Recently, the CDC recommended that children 12 years of age and older should receive the COVID-19 vaccine, produced by Pfizer-BioNTech. However, that still leaves children younger than 12 vulnerable and susceptible to transmitting the virus.

Below we highlighted areas where you’ll want to be cognizant of making prudent choices when it comes to safe activities for your children during the remainder of pandemic.


Generally speaking, playgrounds may appear as a relatively safe activity during the pandemic. However, there are some complicated components to consider when visiting public parks with youngsters.

Dr. Ada Stewart, a family physician with Cooperative Health in South Carolina, and the president of the American Academy of Family Physicians explained that playgrounds are, “A great opportunity to get families together and be outside and enjoy, but do so in a safe way.” 

Dr. Leana Wen, a CNN Medical Analyst, and emergency physician, cautioned caretakers to, “Avoid (indoor playgrounds) for the time being because all the individuals there, the children, are not going to be vaccinated. Outdoor playgrounds are actually very safe.”

Dr. Wen continued, ”However, if a large group of kids come over to the same piece of equipment that my son is on and they’re not wearing masks, I would pull him at that point.”

Another facet to think about is that kids usually aren’t as hygienic and cautious as adults typically are. Although there is an extremely low rate of surface transmission, particularly among the youngest children, they are known to frequently put their hands in their mouths. In this case, not only could COVID-19 be transmitted, but so could other organisms via high-touch surfaces.

Youth Sports

If your child is taking part in youth sports this summer, while the pandemic is still very much relevant, consider these measures in an effort to lower the risk of spreading the virus.

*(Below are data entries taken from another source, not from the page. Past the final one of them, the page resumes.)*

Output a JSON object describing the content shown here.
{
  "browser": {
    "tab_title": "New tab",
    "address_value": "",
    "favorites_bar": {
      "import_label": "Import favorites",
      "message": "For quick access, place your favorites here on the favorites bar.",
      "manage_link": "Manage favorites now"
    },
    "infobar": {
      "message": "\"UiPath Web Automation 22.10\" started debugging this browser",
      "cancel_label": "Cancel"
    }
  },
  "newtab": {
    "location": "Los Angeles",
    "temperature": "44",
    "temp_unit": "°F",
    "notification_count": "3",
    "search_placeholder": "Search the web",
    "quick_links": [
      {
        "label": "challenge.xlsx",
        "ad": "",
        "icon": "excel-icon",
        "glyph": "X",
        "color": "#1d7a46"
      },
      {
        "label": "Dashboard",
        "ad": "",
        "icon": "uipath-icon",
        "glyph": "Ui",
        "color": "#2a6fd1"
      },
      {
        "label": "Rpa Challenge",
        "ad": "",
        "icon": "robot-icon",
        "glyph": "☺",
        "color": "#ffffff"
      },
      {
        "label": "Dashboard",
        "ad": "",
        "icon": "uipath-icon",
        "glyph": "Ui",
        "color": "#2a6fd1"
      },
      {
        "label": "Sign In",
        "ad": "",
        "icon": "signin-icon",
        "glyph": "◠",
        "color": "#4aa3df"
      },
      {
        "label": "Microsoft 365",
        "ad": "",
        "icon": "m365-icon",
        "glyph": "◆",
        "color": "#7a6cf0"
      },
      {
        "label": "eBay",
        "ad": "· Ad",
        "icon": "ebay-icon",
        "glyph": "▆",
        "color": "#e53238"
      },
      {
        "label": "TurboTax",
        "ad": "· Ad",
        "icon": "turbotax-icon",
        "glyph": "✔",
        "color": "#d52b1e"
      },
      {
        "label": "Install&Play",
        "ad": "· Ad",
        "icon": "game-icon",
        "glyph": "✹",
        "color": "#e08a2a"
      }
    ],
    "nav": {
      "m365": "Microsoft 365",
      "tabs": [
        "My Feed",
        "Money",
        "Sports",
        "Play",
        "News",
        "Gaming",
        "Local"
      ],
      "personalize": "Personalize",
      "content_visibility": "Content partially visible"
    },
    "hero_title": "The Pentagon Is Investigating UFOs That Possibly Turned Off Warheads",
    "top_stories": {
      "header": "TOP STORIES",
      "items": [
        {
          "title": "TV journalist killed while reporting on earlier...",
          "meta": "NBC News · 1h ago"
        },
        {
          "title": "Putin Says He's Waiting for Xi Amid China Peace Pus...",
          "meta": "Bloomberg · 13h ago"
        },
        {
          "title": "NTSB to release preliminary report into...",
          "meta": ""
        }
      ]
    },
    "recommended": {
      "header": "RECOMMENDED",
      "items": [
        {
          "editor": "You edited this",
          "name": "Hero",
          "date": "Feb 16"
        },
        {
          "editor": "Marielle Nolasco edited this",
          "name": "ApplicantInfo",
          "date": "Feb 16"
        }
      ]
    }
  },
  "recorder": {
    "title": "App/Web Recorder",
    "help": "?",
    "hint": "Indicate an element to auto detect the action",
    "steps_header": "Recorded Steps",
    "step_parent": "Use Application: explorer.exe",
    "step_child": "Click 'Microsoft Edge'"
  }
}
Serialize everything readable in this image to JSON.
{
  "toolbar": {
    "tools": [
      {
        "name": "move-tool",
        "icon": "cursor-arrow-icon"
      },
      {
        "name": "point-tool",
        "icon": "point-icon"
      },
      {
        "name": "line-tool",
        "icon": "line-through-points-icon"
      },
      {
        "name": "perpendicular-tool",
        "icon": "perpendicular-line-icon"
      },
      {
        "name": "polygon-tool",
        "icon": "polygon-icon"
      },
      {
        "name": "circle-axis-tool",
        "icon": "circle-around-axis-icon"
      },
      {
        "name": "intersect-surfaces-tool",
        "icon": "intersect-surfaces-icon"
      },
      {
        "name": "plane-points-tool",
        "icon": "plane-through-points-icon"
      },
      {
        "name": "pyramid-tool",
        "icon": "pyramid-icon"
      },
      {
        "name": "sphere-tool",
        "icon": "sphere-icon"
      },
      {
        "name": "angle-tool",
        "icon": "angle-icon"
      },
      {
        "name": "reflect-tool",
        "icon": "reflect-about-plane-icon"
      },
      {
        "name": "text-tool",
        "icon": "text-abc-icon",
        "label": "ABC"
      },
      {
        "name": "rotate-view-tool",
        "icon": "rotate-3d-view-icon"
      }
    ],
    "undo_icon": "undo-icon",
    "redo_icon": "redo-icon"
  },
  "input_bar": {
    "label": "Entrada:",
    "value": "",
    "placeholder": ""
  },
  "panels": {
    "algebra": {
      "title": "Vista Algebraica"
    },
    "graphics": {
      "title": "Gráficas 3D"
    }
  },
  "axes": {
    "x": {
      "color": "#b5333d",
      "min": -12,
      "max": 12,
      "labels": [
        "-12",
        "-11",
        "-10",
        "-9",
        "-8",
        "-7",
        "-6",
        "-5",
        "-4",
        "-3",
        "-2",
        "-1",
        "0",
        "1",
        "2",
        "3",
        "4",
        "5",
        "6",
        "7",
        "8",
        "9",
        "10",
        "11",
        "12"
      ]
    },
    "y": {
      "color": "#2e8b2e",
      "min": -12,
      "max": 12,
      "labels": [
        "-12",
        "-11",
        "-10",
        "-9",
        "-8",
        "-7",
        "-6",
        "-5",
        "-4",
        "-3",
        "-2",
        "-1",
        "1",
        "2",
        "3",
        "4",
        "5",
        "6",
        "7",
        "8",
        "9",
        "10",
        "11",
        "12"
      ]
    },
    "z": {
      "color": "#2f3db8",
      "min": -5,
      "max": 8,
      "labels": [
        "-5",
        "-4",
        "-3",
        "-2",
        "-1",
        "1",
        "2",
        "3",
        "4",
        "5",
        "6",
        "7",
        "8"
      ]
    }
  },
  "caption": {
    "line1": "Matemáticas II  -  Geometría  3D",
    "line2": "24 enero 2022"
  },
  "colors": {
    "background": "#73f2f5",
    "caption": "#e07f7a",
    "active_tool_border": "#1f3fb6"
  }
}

• Ensure that the sports and recreation activities your kids will participate in are approved by local and state government.

• Familiarize yourself with current safety rules for participation during the pandemic, and communicate them with your child.

• All athletes should turn in an updated sports physical before they participate in practices and games.

• All children involved within the athletics should wear their own face mask, towel and water bottles, as well as diligently use hand sanitizer.

Before practice or games, athletes should:

• Stay home if they’re feeling ill, or have any symptoms of COVID-19. If their pediatrician recommends it, they should also get a test.

• Cleanse with soap and water, or sanitize hands prior to arrival.

• Avoid gathering in large groups before the activity begins, and maintain social distancing when possible.


Just this week, the CDC recommended continued use of face masks and maintaining physical distancing at schools in the United States. Students from kindergarten through grade 12 should follow these guidelines through the remainder of the 2021 school year.

The C.D.C. director, Dr. Rochelle P. Walensky, said during a media interview, “Our school guidance to complete the school year will not change.”